Growing up, we’d always had a cat. My mother would sometimes find a stray at the back door, thin and shivering, looking for safety from the coyotes in the canyon below our house. She’d nurse the little guy back to health and sit stroking his fur while rocking in her mother’s creaky chair. I thought everybody had a cat.
“Your family didn’t like cats?” I asked.
“My father had – has – allergies. Cats make him sneeze, he claims. I think he just doesn’t like cats. He was a ranch boy, my mother a farm girl. Dogs were what they grew up with. Cats were for city people. Too effete, too aloof. So, dogs. We had a couple of dogs, little black Cocker Spaniels, Tina and Toki, when I was growing up.”
“Tina and Toki?”
“Tina – that was the first one. My parents named her ‘Sweet Bertina’, after my sister and I.”
“Wait, ‘Bertina’? How is that after you two?”
“Well, I was named ‘Albert’, after my uncle who got killed in the war, and my grandpa. So, ‘Bert’.”
“But, ‘Tina’? How do you get that from ‘Leigh’?”
“She wasn’t always ‘Leigh’. After college, she decided her name was too stodgy, not her. So she changed the spelling from ‘Shirley’ to ‘Leigh’, and dropped her middle name – ‘Justina’. You take ‘Albert and Justina’ and get… ‘Bertina’.”
“I can see that,” I mused. “I don’t know how I’d feel about ‘Shirley Justina’. It does sound kind of stodgy. Did you like your dogs?”
Al pursed his lips. “When I was a kid, they were the right size. I’d take them on walks, play with them, all that stuff. I even took Toki with me to Colorado when I worked as a dishwasher that winter after I finished college. She never ate better – I’d bring home the best steaks and bones from the plates I’d clean off at Guido’s.”
He put Dylan back down next to the plate of milk I’d set out. Dylan sniffed at it, looked up at the two of us, and wandered off to the bedroom to the waterbed. He hopped up, setting off a gentle wave which rocked him into cat dreamland.
“Then, in medical school, I had those two dogs, Ocho and Pokey. Ocho, the little one, got gobbled up one day I guess, and Pokey was too stupid to keep. So, I got Gypsy, that shepherd/collie mix, and met you.”
“And I tried to get a cat, but you refused!”

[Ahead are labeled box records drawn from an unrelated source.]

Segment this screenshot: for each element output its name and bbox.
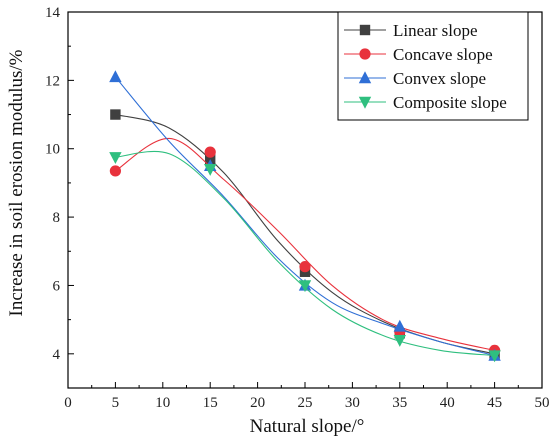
x-tick-label: 30 — [345, 395, 360, 411]
x-tick-label: 15 — [203, 395, 218, 411]
x-tick-label: 25 — [298, 395, 313, 411]
data-point-marker — [359, 48, 371, 60]
series-line — [114, 76, 495, 357]
series-line — [115, 137, 495, 351]
legend-item: Linear slope — [344, 21, 478, 40]
series-line — [115, 114, 495, 355]
legend-label: Linear slope — [393, 21, 478, 40]
legend: Linear slope Concave slope Convex slope Com… — [337, 11, 529, 121]
data-point-marker — [110, 109, 121, 120]
x-axis-title: Natural slope/° — [250, 416, 365, 437]
y-tick-label: 4 — [53, 347, 61, 363]
x-tick-label: 5 — [112, 395, 120, 411]
legend-item: Convex slope — [344, 69, 486, 88]
y-tick-label: 10 — [45, 142, 60, 158]
data-point-marker — [359, 24, 371, 36]
y-tick-label: 8 — [53, 210, 61, 226]
legend-label: Convex slope — [393, 69, 486, 88]
data-point-marker — [358, 71, 372, 84]
series-linear-slope — [110, 109, 500, 360]
x-tick-label: 45 — [487, 395, 502, 411]
series-line — [115, 150, 495, 357]
data-point-marker — [393, 319, 406, 332]
x-tick-label: 20 — [250, 395, 265, 411]
data-point-marker — [298, 280, 312, 293]
series-layer — [109, 70, 501, 363]
series-composite-slope — [109, 150, 501, 363]
legend-label: Composite slope — [393, 93, 507, 112]
data-point-marker — [393, 334, 406, 347]
data-point-marker — [204, 146, 216, 158]
data-point-marker — [358, 96, 372, 109]
x-tick-label: 50 — [535, 395, 550, 411]
data-point-marker — [109, 165, 121, 177]
data-point-marker — [204, 164, 217, 176]
legend-item: Concave slope — [344, 45, 493, 64]
data-point-marker — [205, 153, 216, 165]
x-tick-label: 35 — [392, 395, 407, 411]
data-point-marker — [109, 70, 122, 83]
legend-item: Composite slope — [344, 93, 507, 112]
x-tick-label: 0 — [64, 395, 72, 411]
y-tick-label: 14 — [45, 5, 61, 21]
y-tick-label: 12 — [45, 73, 60, 89]
data-point-marker — [488, 350, 501, 363]
axes: 0 5 10 15 20 25 30 35 40 45 50 4 6 8 10 12 14 — [45, 5, 550, 411]
data-point-marker — [299, 261, 311, 273]
x-tick-label: 10 — [155, 395, 170, 411]
data-point-marker — [109, 152, 122, 164]
x-tick-label: 40 — [440, 395, 455, 411]
legend-label: Concave slope — [393, 45, 493, 64]
series-concave-slope — [109, 137, 501, 356]
y-tick-label: 6 — [53, 278, 61, 294]
y-axis-title: Increase in soil erosion modulus/% — [6, 49, 27, 316]
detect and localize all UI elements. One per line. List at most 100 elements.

“Sneezing! Itchy eyes, throat!” He took a sip of the soup and coughed a little. “Then you snuck this guy in on me!”
“You like him, don’t you? Are you beginning to understand cats?”
“He’s OK, I guess. Doesn’t get in the way very much. I don’t like it when cats come and rub themselves on my leg and stuff. He keeps to himself around me.”
One small step, I thought. “OK”? At least he’s not rejecting the little guy.